Toyota is investing $50 million with Stanford University and the Massachusetts Institute of Technology (MIT) to create two new artificial intelligence research centres dedicated to robot-assisted driving and inventing new ways to help people and goods move around.
Gill Pratt, a prominent American roboticist, who left his position at the Defence Advanced Research Projects Agency of the Pentagon, has been hired by Toyota to direct the effort.
“We’re here today to mark the beginning of an unprecedented commitment. We will initially focus on the acceleration of intelligent vehicle technology, with the immediate goal of helping eliminate traffic casualties and the ultimate goal of helping improve quality of life through enhanced mobility and robotics. This partnership, led by Dr Pratt, is a great opportunity to work with two leading research teams from two top universities. I am very excited about what this new venture means for Toyota, and I look forward to more announcements in the future,” said Kiyotaka Ise, TMC Senior Managing Officer and Chief Officer, R&D Group.
“This bold collaboration will address extremely complex mobility challenges using ground breaking artificial intelligence research.
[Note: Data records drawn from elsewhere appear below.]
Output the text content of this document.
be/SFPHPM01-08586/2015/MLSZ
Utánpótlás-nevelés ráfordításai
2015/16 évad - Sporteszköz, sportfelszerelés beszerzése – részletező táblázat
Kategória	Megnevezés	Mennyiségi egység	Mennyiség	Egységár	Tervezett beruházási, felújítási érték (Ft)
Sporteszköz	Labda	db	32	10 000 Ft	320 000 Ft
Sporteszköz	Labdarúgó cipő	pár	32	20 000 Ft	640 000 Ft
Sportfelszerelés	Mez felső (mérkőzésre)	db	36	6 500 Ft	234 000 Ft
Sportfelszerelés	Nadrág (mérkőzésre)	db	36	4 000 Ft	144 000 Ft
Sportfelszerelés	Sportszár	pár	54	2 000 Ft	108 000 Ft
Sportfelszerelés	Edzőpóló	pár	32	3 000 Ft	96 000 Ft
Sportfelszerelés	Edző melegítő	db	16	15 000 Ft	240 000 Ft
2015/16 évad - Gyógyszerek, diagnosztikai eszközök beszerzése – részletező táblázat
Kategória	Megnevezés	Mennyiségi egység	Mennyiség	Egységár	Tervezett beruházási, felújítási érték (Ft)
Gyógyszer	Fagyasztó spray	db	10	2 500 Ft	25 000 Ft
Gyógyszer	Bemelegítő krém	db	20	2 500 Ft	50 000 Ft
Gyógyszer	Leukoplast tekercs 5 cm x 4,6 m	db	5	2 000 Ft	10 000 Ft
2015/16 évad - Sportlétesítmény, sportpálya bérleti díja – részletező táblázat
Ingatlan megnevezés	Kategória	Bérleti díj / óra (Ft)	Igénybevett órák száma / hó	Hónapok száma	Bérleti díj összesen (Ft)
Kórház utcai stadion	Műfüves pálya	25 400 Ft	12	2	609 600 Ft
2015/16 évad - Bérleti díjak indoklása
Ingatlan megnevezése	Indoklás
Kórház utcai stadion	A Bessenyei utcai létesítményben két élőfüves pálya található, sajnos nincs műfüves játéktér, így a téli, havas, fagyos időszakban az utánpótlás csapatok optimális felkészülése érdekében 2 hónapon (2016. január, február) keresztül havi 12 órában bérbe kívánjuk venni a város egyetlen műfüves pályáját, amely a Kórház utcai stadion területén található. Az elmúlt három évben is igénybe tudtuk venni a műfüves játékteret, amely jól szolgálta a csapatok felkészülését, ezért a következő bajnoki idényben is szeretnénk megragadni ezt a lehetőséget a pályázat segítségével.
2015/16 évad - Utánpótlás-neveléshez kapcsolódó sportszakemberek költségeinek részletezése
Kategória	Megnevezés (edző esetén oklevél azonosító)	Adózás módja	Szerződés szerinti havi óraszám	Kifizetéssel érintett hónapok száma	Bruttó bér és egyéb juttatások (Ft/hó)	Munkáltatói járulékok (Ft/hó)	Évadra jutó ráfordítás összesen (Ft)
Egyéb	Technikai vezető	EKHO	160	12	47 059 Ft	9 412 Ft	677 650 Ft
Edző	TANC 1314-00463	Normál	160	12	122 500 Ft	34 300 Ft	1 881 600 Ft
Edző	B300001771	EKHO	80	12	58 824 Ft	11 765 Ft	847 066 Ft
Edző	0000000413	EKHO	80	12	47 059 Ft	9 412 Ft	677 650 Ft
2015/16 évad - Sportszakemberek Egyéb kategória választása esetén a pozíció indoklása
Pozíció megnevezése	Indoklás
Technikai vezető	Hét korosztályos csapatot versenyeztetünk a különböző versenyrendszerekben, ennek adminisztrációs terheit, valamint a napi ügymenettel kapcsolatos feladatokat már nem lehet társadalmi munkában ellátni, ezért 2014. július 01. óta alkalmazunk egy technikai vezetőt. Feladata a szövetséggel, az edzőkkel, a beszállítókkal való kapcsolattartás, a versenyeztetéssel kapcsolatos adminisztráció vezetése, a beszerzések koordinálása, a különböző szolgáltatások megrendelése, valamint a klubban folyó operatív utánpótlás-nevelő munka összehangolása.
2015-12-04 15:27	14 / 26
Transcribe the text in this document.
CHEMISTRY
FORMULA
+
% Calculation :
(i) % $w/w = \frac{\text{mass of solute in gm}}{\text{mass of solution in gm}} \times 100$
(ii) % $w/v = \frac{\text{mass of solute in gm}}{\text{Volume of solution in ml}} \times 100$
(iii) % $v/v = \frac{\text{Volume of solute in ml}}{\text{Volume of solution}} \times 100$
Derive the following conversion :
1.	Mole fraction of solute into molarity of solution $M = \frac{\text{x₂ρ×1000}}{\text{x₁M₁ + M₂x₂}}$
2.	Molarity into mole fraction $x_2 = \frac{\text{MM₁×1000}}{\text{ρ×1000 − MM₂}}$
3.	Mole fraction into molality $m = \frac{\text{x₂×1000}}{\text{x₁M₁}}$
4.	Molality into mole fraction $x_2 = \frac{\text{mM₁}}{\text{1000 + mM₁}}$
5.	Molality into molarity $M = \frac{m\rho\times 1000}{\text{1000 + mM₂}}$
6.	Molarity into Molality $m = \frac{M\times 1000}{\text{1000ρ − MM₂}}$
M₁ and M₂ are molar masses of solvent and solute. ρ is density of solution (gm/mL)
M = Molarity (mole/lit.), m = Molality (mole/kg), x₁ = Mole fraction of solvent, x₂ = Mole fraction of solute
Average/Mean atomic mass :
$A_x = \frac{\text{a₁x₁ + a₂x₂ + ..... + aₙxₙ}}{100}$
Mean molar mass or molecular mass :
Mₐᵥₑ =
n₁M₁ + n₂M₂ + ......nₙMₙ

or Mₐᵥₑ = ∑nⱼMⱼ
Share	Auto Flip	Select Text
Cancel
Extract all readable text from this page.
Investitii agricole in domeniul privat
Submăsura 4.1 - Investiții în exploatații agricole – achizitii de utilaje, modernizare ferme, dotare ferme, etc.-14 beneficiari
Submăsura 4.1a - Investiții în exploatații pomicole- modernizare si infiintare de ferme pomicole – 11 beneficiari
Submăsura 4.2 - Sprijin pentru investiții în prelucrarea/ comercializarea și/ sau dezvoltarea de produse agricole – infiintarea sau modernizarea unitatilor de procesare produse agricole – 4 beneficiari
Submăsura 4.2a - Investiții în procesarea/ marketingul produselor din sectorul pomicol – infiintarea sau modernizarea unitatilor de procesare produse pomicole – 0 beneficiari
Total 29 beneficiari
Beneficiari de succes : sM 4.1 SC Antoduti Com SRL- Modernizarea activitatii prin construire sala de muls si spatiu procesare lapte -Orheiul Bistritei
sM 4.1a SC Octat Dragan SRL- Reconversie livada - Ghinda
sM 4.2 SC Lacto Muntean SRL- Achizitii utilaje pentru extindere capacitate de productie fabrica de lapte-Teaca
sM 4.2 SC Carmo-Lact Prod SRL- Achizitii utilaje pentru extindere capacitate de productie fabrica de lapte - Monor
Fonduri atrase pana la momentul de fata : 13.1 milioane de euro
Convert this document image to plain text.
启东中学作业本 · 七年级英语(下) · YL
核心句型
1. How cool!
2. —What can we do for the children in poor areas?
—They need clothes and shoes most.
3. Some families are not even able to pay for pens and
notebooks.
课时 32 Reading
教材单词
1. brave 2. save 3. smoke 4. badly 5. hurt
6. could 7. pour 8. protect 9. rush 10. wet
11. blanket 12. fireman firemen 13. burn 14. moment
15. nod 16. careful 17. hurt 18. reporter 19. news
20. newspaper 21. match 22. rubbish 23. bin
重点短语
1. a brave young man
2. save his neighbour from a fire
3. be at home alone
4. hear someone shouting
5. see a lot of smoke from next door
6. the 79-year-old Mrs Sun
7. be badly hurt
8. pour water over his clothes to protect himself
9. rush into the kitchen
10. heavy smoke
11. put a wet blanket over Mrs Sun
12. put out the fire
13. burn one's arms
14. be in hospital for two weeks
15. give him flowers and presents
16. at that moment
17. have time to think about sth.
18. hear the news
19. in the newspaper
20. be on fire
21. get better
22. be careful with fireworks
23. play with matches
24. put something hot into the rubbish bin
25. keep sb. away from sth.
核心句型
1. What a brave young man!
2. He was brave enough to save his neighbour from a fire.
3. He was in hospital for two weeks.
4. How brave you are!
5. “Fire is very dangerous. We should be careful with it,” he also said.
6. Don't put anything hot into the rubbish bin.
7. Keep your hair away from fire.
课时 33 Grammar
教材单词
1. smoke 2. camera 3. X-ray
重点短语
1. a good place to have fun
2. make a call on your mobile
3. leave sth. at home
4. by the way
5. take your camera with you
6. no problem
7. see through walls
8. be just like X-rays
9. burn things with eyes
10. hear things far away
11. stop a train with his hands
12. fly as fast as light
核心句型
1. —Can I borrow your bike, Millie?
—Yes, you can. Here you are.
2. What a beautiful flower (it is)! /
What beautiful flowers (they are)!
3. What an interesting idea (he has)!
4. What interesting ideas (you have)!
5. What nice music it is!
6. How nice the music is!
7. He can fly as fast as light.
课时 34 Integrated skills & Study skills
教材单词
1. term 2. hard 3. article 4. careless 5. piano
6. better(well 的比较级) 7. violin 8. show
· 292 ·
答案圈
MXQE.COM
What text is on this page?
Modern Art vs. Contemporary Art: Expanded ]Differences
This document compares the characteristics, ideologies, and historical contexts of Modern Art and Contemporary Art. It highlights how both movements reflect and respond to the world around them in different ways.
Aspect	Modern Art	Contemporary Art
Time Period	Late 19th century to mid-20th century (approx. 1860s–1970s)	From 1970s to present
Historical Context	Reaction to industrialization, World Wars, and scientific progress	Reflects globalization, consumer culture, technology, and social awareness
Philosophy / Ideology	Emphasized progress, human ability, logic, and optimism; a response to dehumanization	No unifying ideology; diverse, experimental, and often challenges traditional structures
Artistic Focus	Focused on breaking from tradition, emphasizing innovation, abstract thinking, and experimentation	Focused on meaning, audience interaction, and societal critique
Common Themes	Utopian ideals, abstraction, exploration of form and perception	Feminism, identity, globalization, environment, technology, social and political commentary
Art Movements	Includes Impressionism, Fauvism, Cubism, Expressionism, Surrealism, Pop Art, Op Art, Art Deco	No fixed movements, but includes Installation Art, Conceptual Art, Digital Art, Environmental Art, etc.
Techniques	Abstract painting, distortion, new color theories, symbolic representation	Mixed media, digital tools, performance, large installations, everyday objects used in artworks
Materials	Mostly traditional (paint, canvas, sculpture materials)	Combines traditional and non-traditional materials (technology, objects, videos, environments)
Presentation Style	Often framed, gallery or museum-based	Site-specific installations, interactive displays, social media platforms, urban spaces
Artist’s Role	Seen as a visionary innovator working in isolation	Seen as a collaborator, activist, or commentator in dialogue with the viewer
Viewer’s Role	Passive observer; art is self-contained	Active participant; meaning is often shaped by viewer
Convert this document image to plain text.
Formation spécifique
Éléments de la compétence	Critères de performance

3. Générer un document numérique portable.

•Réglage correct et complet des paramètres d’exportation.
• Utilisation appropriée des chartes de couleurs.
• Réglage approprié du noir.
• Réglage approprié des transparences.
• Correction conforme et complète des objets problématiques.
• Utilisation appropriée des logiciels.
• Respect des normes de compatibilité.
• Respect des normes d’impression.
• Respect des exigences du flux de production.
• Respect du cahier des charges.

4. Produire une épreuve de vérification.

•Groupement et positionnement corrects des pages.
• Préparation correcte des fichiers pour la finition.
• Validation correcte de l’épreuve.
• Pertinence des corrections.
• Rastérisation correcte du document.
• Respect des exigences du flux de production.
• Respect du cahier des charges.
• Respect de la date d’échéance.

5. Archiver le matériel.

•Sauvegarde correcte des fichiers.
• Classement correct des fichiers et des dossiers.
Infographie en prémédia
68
I’m thrilled to be a part of the synergies and talent-sharing of Toyota, MIT, and Stanford. Key program areas will be addressed by the two university campuses and Toyota, with combined research targeted at improving the ability of intelligent vehicle technologies to recognise objects around the vehicle in diverse environments, provide elevated judgment of surrounding conditions, and safely collaborate with vehicle occupants, other vehicles, and pedestrians. The joint research will also look at applications of the same technology to human-interactive robotics and information service,” said Dr Pratt.
Electrical engineering and computer science Professor Daniela Rus will lead the research at MIT, while Fei-Fei Li, Director of the Stanford Artificial Intelligence Laboratory, will be spearheading the effort there.
“Our team will collaborate with Stanford and Toyota to develop advanced architectures that allow cars to better perceive and navigate their surroundings in order to make safe driving decisions. These efforts will play a major role in helping reduce traffic casualties, and potentially even helping us develop a vehicle incapable of getting into a collision,” said Professor Rus.
“Building on Stanford’s expertise with computer vision, machine learning, large-scale data analysis and human-computer interaction, our team will work to help intelligent vehicles recognise objects in the road, predict behaviors of things and people, and make safe and smart driving decisions under diverse conditions,” said Professor Li.
The Japanese automaker said that the financial commitment will be made over the next five years.